What is the greatest hair density that a hair transplant doctor can safely transplant into an area with existing natural hair without risking shock loss?
Rarely is there any answer that is cut and dry when it comes to hair transplantation. The answer to this question really depends on a number of factors.
One such variable is the amount and density of the native hair that hair is being transplanted in between or around. The greater the density of the natural hair, the less dense transplanted hair should be packed in and around the native hairs.

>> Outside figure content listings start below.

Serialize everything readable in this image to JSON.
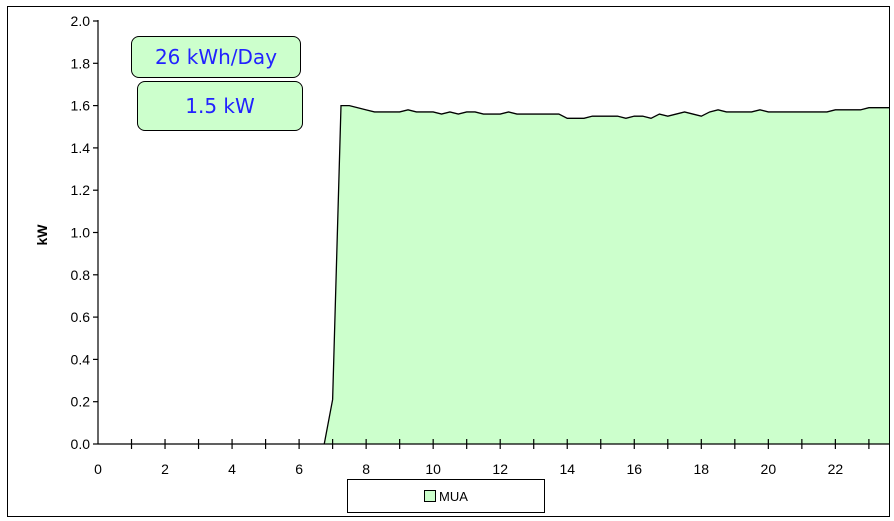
{
  "chart_data": {
    "type": "area",
    "title": "",
    "xlabel": "",
    "ylabel": "kW",
    "xlim": [
      0,
      23.6
    ],
    "ylim": [
      0,
      2.0
    ],
    "grid": false,
    "x_ticks": [
      "0",
      "2",
      "4",
      "6",
      "8",
      "10",
      "12",
      "14",
      "16",
      "18",
      "20",
      "22"
    ],
    "y_ticks": [
      "0.0",
      "0.2",
      "0.4",
      "0.6",
      "0.8",
      "1.0",
      "1.2",
      "1.4",
      "1.6",
      "1.8",
      "2.0"
    ],
    "legend": {
      "position": "bottom",
      "entries": [
        "MUA"
      ]
    },
    "series": [
      {
        "name": "MUA",
        "color": "#ccffcc",
        "line_color": "#000000",
        "points": [
          [
            0,
            0
          ],
          [
            6.75,
            0
          ],
          [
            7.0,
            0.21
          ],
          [
            7.25,
            1.6
          ],
          [
            7.5,
            1.6
          ],
          [
            7.75,
            1.59
          ],
          [
            8.0,
            1.58
          ],
          [
            8.25,
            1.57
          ],
          [
            8.5,
            1.57
          ],
          [
            8.75,
            1.57
          ],
          [
            9.0,
            1.57
          ],
          [
            9.25,
            1.58
          ],
          [
            9.5,
            1.57
          ],
          [
            9.75,
            1.57
          ],
          [
            10.0,
            1.57
          ],
          [
            10.25,
            1.56
          ],
          [
            10.5,
            1.57
          ],
          [
            10.75,
            1.56
          ],
          [
            11.0,
            1.57
          ],
          [
            11.25,
            1.57
          ],
          [
            11.5,
            1.56
          ],
          [
            11.75,
            1.56
          ],
          [
            12.0,
            1.56
          ],
          [
            12.25,
            1.57
          ],
          [
            12.5,
            1.56
          ],
          [
            12.75,
            1.56
          ],
          [
            13.0,
            1.56
          ],
          [
            13.25,
            1.56
          ],
          [
            13.5,
            1.56
          ],
          [
            13.75,
            1.56
          ],
          [
            14.0,
            1.54
          ],
          [
            14.25,
            1.54
          ],
          [
            14.5,
            1.54
          ],
          [
            14.75,
            1.55
          ],
          [
            15.0,
            1.55
          ],
          [
            15.25,
            1.55
          ],
          [
            15.5,
            1.55
          ],
          [
            15.75,
            1.54
          ],
          [
            16.0,
            1.55
          ],
          [
            16.25,
            1.55
          ],
          [
            16.5,
            1.54
          ],
          [
            16.75,
            1.56
          ],
          [
            17.0,
            1.55
          ],
          [
            17.25,
            1.56
          ],
          [
            17.5,
            1.57
          ],
          [
            17.75,
            1.56
          ],
          [
            18.0,
            1.55
          ],
          [
            18.25,
            1.57
          ],
          [
            18.5,
            1.58
          ],
          [
            18.75,
            1.57
          ],
          [
            19.0,
            1.57
          ],
          [
            19.25,
            1.57
          ],
          [
            19.5,
            1.57
          ],
          [
            19.75,
            1.58
          ],
          [
            20.0,
            1.57
          ],
          [
            20.25,
            1.57
          ],
          [
            20.5,
            1.57
          ],
          [
            20.75,
            1.57
          ],
          [
            21.0,
            1.57
          ],
          [
            21.25,
            1.57
          ],
          [
            21.5,
            1.57
          ],
          [
            21.75,
            1.57
          ],
          [
            22.0,
            1.58
          ],
          [
            22.25,
            1.58
          ],
          [
            22.5,
            1.58
          ],
          [
            22.75,
            1.58
          ],
          [
            23.0,
            1.59
          ],
          [
            23.25,
            1.59
          ],
          [
            23.6,
            1.59
          ]
        ]
      }
    ],
    "annotations": [
      "26 kWh/Day",
      "1.5 kW"
    ]
  }
}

It also depends on whether or not a physician is using chubby or skinny grafts. The hair transplant surgeon’s use of chubby grafts creates a need for larger incisions than when using skinny grafts. The use of chubby grafts may limit the hair restoration physician’s ability to densely pack follicular unit grafts in a single area when appropriate – especially when in and around existing native hair. Larger hair grafts calls for larger recipient incisions which when packed more closely together can increase scalp trauma which may facilitate the risk of permanent shock loss of weaker vellus hairs. Though terminal hairs (unless they are transected during hair transplant surgery) aren’t at risk for permanent shock loss, densely packing too many chubby grafts may hinder hair growth yield due to overtaxing the scalp’s blood supply.
Additionally, dense packing depends on the number of hairs per follicular unit graft. Follicular unit grafts with more hairs would be less densely packed than those with fewer hairs mostly due to the size of the recipient incision. The larger the graft, the larger the incision, which can lead to the same problems as presented above.
I would suggest however, not to get too caught up in the numbers but rather the cosmetic appearance of the hair transplant. Keep in mind that hair characteristics will ultimately play a huge role in determining the final appearance of the hair transplant. A hair transplant patient with 70 follicular units per square cm with thin blond hair may appear thinner than a hair transplant patient with brown thick hair follicles of 50 follicular units per square cm.